While most folks were sleeping, the Red Sox snagged Crawford with a seven-year, $142-million contract. "Great move, great player," was Yankee general manager Brian Cashman's simple reaction this morning.
Everywhere you look this morning, analysts are writing that this move turns up the heat on the Yankees to sign free-agent pitcher Cliff Lee, and obviously gives Lee leverage to squeeze more money out of whatever team ends up with him.
That much is obvious. If the Yankees do not land Lee they fall behind the Red Sox, who have signed Crawford and added slugging first baseman Adrian Gonzalez via trade, in the American League East.
What I want to look at is something different. Short-term, Lee has been the right target for the Yankees all along. It was obvious in 2009 that their front-line starting pitching was not good enough, and Lee is as good as there is in the game right now. Especially in the postseason.
Think about this question, though. Which guy is a better long-term investment, Crawford or Lee? If the Yankees get Lee and he helps them win a championship or two in the first few years of his deal, the Yankees won't care.
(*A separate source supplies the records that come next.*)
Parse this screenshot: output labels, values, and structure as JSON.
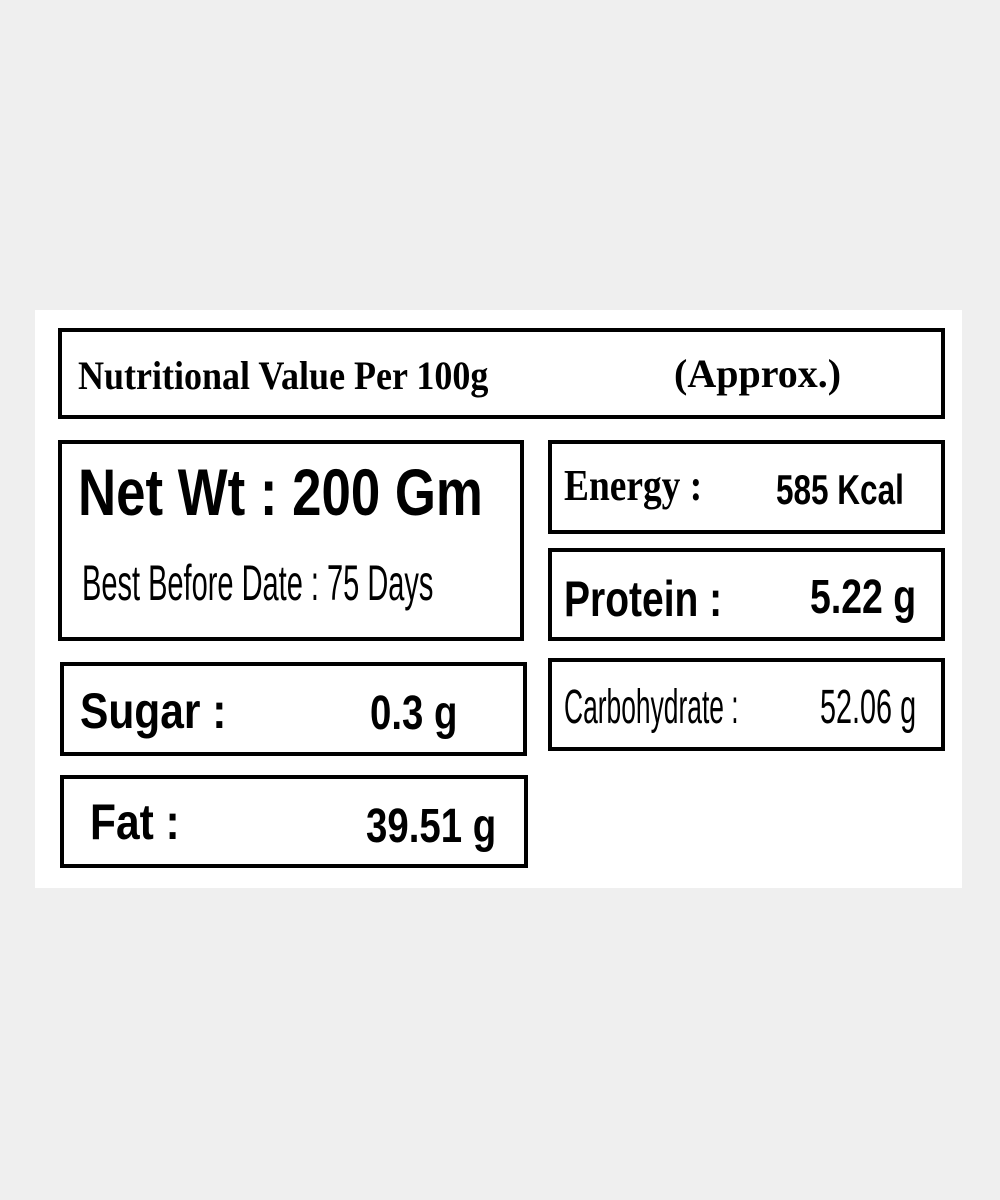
{
  "header": {
    "title": "Nutritional Value Per 100g",
    "note": "(Approx.)"
  },
  "net_weight": "Net Wt : 200 Gm",
  "best_before": "Best Before Date : 75 Days",
  "items": [
    {
      "label": "Energy :",
      "value": "585 Kcal"
    },
    {
      "label": "Protein :",
      "value": "5.22 g"
    },
    {
      "label": "Carbohydrate :",
      "value": "52.06 g"
    },
    {
      "label": "Sugar :",
      "value": "0.3 g"
    },
    {
      "label": "Fat :",
      "value": "39.51 g"
    }
  ]
}
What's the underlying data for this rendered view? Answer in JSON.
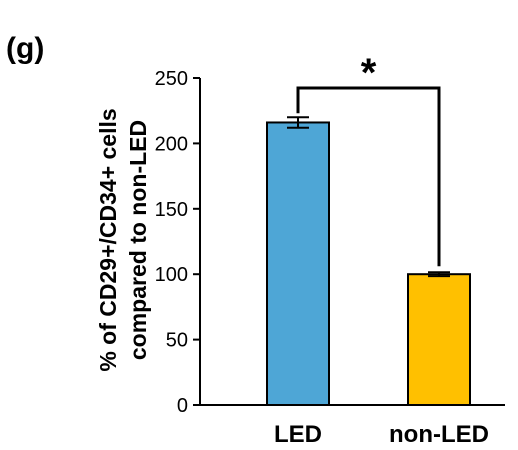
{
  "panel_label": "(g)",
  "chart_data": {
    "type": "bar",
    "categories": [
      "LED",
      "non-LED"
    ],
    "values": [
      216,
      100
    ],
    "errors": [
      4,
      1.5
    ],
    "colors": [
      "#4ea6d6",
      "#ffc000"
    ],
    "ylabel_lines": [
      "% of CD29+/CD34+ cells",
      "compared to non-LED"
    ],
    "xlabel": "",
    "ylim": [
      0,
      250
    ],
    "yticks": [
      0,
      50,
      100,
      150,
      200,
      250
    ],
    "significance": "*",
    "grid": false
  }
}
I think, though, that Crawford might be the better long-term investment.
Here is ESPN's Keith Law summarizing Crawford, who hit .307 with 19 home runs, 90 RBI and 47 stolen bases for Tampa Bay in 2009.
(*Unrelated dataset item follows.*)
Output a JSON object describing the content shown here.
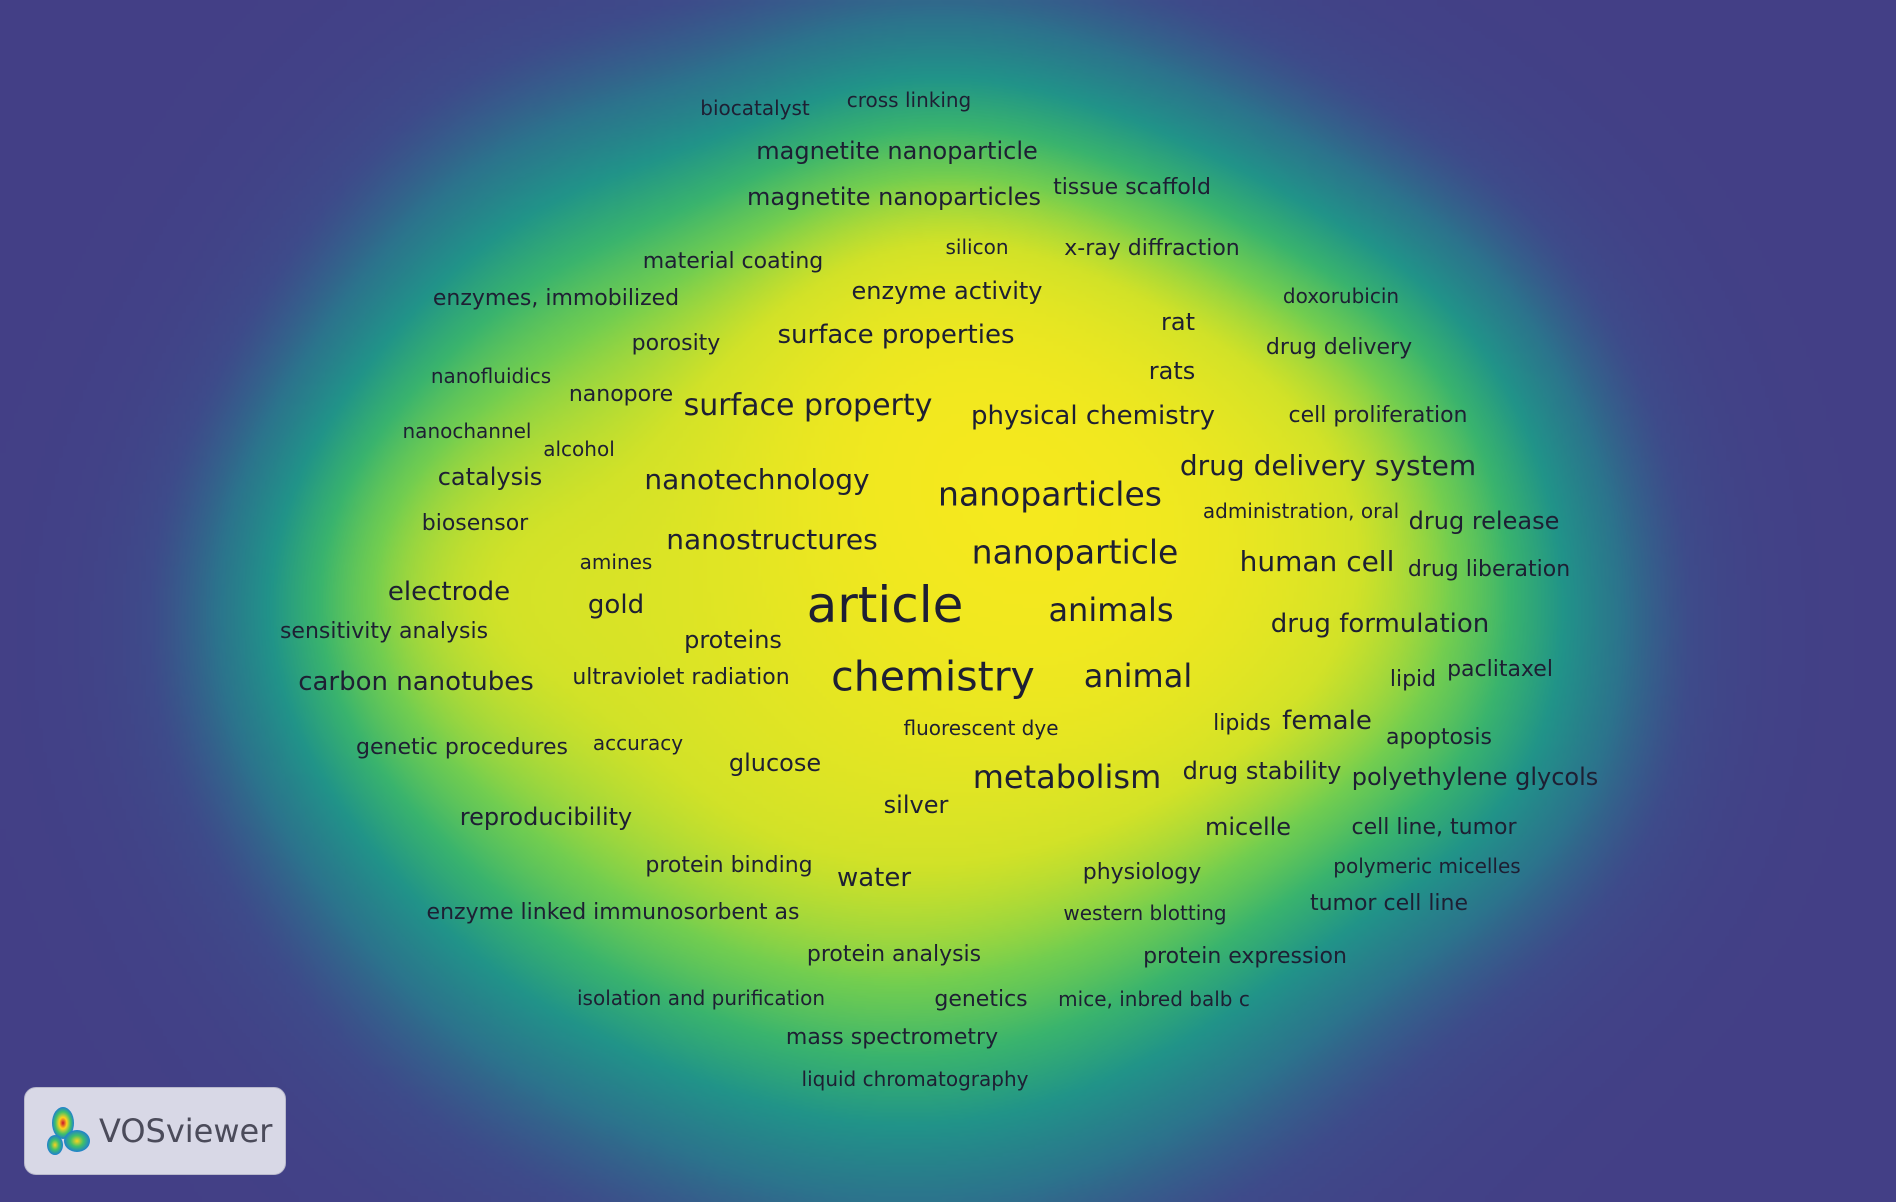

Crawford will play in 2011 at age 29, meaning the contract takes him through his age 35 season, giving Boston several years of his peak and just a few years of decline, since athletic players who play good defense do seem to age better into their 30s. He's the best defensive left fielder in baseball and a plus-plus runner who adds a lot of value through his baserunning as a high-percentage base stealer.
Lee is already 32, and a six-or seven-year deal will take him to age 38 or 39. He is acknowledged as the best postseason pitcher in the game, but there is huge risk long-term contracts for pitchers. The Yankees signed Mike Mussina for seven years back in 2001 and got eight mostly productive ones, but that is the exception. Long-term, big-money deals for pitchers often have disastrous results. Ask the Mets about Johan Santana.
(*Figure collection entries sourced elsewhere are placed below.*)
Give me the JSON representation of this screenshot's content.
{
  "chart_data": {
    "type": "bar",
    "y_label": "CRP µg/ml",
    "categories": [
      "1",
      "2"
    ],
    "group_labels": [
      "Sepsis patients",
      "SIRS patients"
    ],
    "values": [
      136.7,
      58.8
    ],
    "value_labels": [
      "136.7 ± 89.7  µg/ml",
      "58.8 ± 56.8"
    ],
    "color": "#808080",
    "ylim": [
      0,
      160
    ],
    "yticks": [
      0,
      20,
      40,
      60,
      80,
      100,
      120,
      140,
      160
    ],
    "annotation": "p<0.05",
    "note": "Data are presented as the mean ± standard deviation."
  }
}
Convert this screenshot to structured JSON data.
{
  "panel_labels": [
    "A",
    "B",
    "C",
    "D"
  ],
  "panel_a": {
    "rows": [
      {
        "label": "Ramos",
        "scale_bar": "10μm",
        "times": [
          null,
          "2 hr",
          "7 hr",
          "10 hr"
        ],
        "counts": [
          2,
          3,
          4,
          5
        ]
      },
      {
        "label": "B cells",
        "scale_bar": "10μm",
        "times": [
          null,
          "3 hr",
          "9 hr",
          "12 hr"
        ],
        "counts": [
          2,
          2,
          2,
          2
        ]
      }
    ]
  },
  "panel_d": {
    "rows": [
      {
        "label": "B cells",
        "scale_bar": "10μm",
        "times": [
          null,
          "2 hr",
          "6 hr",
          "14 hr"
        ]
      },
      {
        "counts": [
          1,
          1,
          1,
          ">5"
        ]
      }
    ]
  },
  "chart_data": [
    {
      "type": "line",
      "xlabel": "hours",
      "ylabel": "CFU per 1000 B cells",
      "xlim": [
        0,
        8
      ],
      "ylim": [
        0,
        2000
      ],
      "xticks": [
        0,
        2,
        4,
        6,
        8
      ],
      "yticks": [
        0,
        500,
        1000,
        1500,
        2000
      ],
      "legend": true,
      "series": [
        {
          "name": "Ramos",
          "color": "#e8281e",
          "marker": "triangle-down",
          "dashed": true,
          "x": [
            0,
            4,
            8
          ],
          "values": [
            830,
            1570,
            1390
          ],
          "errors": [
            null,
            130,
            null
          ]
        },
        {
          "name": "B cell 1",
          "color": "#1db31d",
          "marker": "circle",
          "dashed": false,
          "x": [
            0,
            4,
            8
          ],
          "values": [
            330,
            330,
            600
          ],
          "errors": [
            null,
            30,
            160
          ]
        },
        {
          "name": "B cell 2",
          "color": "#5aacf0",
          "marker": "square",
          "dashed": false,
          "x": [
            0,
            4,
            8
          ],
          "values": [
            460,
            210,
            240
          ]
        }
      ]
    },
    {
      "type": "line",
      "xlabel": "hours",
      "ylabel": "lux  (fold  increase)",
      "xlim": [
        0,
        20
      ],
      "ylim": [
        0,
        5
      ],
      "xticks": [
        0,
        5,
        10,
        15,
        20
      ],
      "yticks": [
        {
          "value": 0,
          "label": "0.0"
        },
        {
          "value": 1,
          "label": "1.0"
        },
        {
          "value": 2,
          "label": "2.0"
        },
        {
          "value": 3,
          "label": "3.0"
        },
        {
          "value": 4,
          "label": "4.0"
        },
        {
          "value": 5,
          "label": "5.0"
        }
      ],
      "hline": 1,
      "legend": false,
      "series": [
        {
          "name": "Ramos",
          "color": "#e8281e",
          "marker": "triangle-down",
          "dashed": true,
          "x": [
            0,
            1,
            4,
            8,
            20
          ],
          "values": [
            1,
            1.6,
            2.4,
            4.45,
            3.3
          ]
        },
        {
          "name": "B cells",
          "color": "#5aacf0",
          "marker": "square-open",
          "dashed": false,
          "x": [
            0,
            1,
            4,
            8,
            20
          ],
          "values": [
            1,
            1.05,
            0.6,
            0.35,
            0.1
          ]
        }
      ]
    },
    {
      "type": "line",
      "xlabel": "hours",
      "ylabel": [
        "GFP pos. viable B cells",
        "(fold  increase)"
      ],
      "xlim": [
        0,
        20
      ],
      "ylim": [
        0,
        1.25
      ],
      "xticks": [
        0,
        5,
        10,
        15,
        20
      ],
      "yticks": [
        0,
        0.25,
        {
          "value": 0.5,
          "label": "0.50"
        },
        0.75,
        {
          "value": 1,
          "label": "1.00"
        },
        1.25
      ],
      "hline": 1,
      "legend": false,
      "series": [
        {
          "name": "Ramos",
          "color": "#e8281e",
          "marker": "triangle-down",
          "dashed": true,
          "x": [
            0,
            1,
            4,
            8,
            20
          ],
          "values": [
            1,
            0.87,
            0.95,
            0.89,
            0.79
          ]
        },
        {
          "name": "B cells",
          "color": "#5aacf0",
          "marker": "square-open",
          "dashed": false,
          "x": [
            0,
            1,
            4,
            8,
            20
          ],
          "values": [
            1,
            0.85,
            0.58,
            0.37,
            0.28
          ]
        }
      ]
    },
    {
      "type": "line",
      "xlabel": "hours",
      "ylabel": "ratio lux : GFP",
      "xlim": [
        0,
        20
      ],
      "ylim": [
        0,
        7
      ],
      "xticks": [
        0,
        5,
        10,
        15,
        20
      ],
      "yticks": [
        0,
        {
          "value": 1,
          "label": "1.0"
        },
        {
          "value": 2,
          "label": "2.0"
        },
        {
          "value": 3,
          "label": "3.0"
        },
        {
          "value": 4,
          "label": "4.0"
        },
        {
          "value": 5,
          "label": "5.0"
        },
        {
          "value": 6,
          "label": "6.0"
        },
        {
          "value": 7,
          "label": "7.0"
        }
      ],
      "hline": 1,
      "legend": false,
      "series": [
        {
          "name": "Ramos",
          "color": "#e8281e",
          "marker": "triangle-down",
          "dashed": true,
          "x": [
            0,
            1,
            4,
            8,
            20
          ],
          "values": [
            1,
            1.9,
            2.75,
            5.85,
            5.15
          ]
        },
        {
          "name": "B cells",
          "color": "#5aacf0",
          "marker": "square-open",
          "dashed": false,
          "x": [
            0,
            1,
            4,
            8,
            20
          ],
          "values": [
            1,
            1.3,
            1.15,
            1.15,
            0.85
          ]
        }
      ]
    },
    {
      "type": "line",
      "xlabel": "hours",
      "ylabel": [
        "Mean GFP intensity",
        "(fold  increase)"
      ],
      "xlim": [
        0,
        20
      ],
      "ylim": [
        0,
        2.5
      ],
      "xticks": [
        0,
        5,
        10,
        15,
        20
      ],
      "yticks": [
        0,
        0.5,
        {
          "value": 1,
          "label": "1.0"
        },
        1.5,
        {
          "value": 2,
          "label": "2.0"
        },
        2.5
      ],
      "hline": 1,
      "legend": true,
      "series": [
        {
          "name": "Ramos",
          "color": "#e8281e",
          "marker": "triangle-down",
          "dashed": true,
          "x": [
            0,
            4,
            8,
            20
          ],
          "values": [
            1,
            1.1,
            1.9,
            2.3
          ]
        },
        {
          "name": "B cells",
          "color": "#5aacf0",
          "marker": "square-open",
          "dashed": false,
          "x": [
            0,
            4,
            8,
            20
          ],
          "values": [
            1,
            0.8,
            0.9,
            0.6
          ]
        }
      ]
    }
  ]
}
Lee is a control pitcher, not a power one. You still have to wonder how well he will age. He already missed some starts in 2009 with back issues, and you have to wonder if the Yankees -- should they sign Lee -- will be paying an awful lot and not getting much return by the end of a six- or seven-year deal.
Of course, all of this is speculative. Before any of it matters, the Yankees have to get Lee's name on a contract first. Whether the will or not is the $150-million (or more) question.